Georgia State University
Reimagining IT operations to innovate the student experience
At a glance
To support faster innovation, Georgia State asked Slalom to help move many of its key applications to the cloud.
Impact
Slalom helped the university’s technology team adopt a serverless AWS approach and DevOps best practices. That means less time managing infrastructure and more time developing new systems to benefit students.
Key Technologies / Platforms
- AWS
Industry
Education
Key Services
Culture of innovation
Over the past decade, innovation at Georgia State has increased graduation rates by 22 percentage points, reduced time-to-degree by half a semester, and eliminated achievement gaps based on race, ethnicity, and income. Ranked fourth most innovative university in the country and featured in The New York Times as an “engine of social mobility,” Georgia State is a globally recognized success story.
The university exhibits a core commitment to innovation: testing new ideas and quickly scaling the best ones. Technology is one key component, facilitating better learning experiences and greater digital access for students.
This is the story of how one of Georgia State’s many innovations—the Student Dashboard—became a test case for advancing the university’s infrastructure to position for the future and facilitate faster innovation.
Integration as opportunity
The Georgia State Student Dashboard displays up-to-date information and alerts for students, with relevant links to the student information system. Students use it to stay on top of their course schedules, bills, financial aid, and more.
The dashboard met the university’s goals at launch but soon faced operational challenges. It was built on a legacy student portal, which made adding new features and tuning system performance difficult. It also relied on an on-premises infrastructure that was prone to performance bottlenecks during busy periods, such as the beginning of the academic year.

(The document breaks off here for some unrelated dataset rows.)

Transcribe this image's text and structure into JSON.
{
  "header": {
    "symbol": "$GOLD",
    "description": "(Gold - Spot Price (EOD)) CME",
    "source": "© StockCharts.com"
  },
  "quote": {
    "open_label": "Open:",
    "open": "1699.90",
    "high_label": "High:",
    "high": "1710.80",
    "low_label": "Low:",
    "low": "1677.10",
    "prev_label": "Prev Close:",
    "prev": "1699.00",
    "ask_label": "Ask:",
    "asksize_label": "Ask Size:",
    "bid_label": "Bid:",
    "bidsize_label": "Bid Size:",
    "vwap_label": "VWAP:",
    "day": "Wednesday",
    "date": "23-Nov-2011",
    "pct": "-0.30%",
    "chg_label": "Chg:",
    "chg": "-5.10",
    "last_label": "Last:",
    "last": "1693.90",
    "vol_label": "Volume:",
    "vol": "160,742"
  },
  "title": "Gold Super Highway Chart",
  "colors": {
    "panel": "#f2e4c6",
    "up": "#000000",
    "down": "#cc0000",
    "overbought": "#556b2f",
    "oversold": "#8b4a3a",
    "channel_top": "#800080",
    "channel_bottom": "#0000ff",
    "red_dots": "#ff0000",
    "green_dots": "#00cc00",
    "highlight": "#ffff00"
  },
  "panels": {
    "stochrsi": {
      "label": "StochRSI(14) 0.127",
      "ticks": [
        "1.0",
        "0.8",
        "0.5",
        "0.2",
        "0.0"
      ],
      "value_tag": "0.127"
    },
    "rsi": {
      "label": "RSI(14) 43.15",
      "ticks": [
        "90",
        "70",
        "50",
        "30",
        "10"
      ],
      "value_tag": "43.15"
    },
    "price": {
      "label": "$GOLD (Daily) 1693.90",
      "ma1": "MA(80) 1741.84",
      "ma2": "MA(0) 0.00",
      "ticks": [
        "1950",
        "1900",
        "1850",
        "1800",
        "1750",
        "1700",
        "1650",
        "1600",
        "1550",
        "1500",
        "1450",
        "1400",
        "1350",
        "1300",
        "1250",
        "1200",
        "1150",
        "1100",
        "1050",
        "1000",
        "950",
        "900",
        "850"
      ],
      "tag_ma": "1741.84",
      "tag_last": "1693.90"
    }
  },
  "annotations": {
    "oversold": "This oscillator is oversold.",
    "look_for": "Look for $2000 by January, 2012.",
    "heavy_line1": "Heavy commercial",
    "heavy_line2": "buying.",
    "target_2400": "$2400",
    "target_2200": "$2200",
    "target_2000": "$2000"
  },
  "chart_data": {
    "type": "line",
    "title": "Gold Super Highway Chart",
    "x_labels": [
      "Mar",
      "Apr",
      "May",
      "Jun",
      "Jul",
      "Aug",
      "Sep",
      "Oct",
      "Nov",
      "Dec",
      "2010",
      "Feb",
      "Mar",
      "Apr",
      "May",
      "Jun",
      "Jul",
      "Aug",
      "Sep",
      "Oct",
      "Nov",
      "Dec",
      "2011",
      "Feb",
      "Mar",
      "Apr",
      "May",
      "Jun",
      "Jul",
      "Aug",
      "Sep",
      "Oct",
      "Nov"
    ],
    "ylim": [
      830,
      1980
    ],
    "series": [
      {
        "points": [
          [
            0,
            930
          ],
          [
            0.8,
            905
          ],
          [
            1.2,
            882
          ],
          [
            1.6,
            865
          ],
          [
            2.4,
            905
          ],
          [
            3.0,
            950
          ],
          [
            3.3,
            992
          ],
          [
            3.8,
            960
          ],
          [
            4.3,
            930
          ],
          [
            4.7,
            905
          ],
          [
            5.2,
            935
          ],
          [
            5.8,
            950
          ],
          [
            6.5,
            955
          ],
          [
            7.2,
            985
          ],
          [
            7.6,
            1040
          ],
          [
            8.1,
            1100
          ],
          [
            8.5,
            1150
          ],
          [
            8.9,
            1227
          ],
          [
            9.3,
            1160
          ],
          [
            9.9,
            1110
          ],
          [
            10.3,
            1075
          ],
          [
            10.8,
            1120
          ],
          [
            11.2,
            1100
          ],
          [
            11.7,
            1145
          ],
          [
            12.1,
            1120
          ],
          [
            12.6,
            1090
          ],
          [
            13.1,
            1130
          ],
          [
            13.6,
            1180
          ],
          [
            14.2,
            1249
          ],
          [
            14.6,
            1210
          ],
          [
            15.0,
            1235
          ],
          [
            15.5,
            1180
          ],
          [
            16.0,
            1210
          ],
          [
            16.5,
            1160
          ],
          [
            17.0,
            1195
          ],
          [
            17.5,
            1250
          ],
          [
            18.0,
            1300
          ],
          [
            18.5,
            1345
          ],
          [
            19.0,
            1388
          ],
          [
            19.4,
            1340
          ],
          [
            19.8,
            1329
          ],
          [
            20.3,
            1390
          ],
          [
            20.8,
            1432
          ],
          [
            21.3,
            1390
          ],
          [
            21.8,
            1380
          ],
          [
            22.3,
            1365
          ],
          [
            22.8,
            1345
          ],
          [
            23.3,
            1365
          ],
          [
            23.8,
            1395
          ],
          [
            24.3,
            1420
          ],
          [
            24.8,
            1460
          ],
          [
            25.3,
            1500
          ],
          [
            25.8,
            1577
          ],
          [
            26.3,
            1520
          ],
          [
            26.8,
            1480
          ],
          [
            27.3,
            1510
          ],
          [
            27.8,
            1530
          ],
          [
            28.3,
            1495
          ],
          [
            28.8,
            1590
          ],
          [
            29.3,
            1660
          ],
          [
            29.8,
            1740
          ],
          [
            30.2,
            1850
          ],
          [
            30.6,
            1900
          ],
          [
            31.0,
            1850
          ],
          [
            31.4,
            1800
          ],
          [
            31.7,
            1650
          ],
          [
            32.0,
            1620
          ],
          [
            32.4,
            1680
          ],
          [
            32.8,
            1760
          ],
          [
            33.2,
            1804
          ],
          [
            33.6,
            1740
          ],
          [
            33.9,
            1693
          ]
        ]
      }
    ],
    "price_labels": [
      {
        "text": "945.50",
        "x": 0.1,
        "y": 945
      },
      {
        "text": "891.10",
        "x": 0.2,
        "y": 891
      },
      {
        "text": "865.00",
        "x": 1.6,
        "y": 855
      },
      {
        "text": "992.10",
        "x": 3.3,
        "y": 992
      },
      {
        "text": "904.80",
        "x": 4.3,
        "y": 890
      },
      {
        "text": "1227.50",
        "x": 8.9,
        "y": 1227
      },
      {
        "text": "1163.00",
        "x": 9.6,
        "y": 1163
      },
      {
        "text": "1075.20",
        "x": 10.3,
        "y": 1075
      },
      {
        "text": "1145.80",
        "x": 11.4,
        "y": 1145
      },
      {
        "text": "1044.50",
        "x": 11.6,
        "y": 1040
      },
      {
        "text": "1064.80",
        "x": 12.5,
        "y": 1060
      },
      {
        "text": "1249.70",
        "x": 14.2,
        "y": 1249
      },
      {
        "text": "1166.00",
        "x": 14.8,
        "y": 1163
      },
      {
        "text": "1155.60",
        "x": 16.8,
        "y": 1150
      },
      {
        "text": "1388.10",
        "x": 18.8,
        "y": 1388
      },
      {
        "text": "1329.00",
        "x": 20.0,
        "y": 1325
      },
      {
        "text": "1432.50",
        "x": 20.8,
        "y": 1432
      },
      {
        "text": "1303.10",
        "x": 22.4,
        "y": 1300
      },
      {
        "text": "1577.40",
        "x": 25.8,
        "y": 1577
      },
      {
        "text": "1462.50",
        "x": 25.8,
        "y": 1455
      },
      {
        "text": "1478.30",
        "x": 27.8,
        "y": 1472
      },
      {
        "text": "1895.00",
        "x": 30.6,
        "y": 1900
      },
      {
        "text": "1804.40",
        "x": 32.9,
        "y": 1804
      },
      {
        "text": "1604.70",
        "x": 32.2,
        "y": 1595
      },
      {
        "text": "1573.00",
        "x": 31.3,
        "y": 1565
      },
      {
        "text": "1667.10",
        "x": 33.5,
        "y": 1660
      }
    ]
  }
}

A consolidation with Georgia Perimeter College, a nearby two-year college with six additional campuses and 20,000 additional students, provided a stimulus for Georgia State to reimagine its IT operations. Jaro Klc, director of strategic initiatives and development, saw the opportunity to improve his team’s approach to building applications, starting with the dashboard.
“Both schools had legacy tech stacks, built using a wide range of tools and platforms” says Walt Austin, Slalom practice area director for custom development. “Georgia State chose to leapfrog to the most current technology instead of going incremental. We helped the university's team start fresh and rebuild at the cutting edge.”
Partnering to get cloud right
Through a nine-week partnership, Slalom helped Georgia State’s technology team adopt serverless architecture to achieve scalable performance while eliminating infrastructure management. “Establishing a cloud infrastructure stack and DevOps process was critical,” says Klc.
The first step was architecting the technology team's vision for the Student Dashboard. Slalom solution architect Scott Hankinson designed a serverless AWS architecture, using Typescript to deliver a mobile and web client based on Angular 2 and Ionic 2.
We then worked side-by-side with the Georgia State team to build, test, and deploy the application. “A big part of it was opening their eyes to the possible and helping them build skills to do development in a new way,” says Hankinson. We led classroom training and spent time in immersive “pairing” sessions—sharing one keyboard and mouse with two monitors—to help individuals learn by doing.
Along the way, Slalom cloud developers helped the team understand DevOps best practices for cloud development and establish the Jenkins automation server as their continuous integration and continuous deployment (CI/CD) platform.
Saving money and innovating faster
In its first month of operation, the new Student Dashboard supported more than 50,000 students—serving 4.5 million AWS Lambda requests and 8.3 million Amazon API Gateway requests. The total bill? Just $375.
“Static content is served extremely fast, and the serverless backend scales to meet request volume seamlessly,” notes Klc. The solution enables single sign-on convenience for students thanks to a successful integration with Georgia State’s on-premises OpenID service. It’s also highly available by default because of the geo-redundant nature of the AWS Cloud, so the dashboard is always there when students need it.
This project paves the way for future innovations and cost savings. Georgia State now has production, quality assurance, and development environments in a logical Amazon Virtual Private Cloud (VPC) framework. Klc’s team looks forward to moving more legacy applications to the cloud with a serverless approach, minimizing the number of virtual machines, databases, licenses, and support resources they need to manage and provision.
Most importantly, the team now has more time for innovation. They can reallocate time they used to spend on repetitive tasks like patching, upgrades, and troubleshooting to more impactful projects. For example, they’ve been looking at ways to integrate artificial intelligence and exploring a solution for real-time data collection at facilities and student events.
“We’re able to shift our resources to high-value projects, such as next-generation analytics and rapid, responsive solution development,” says Klc. “These are the innovations that truly help Georgia State students, faculty, and researchers to excel.”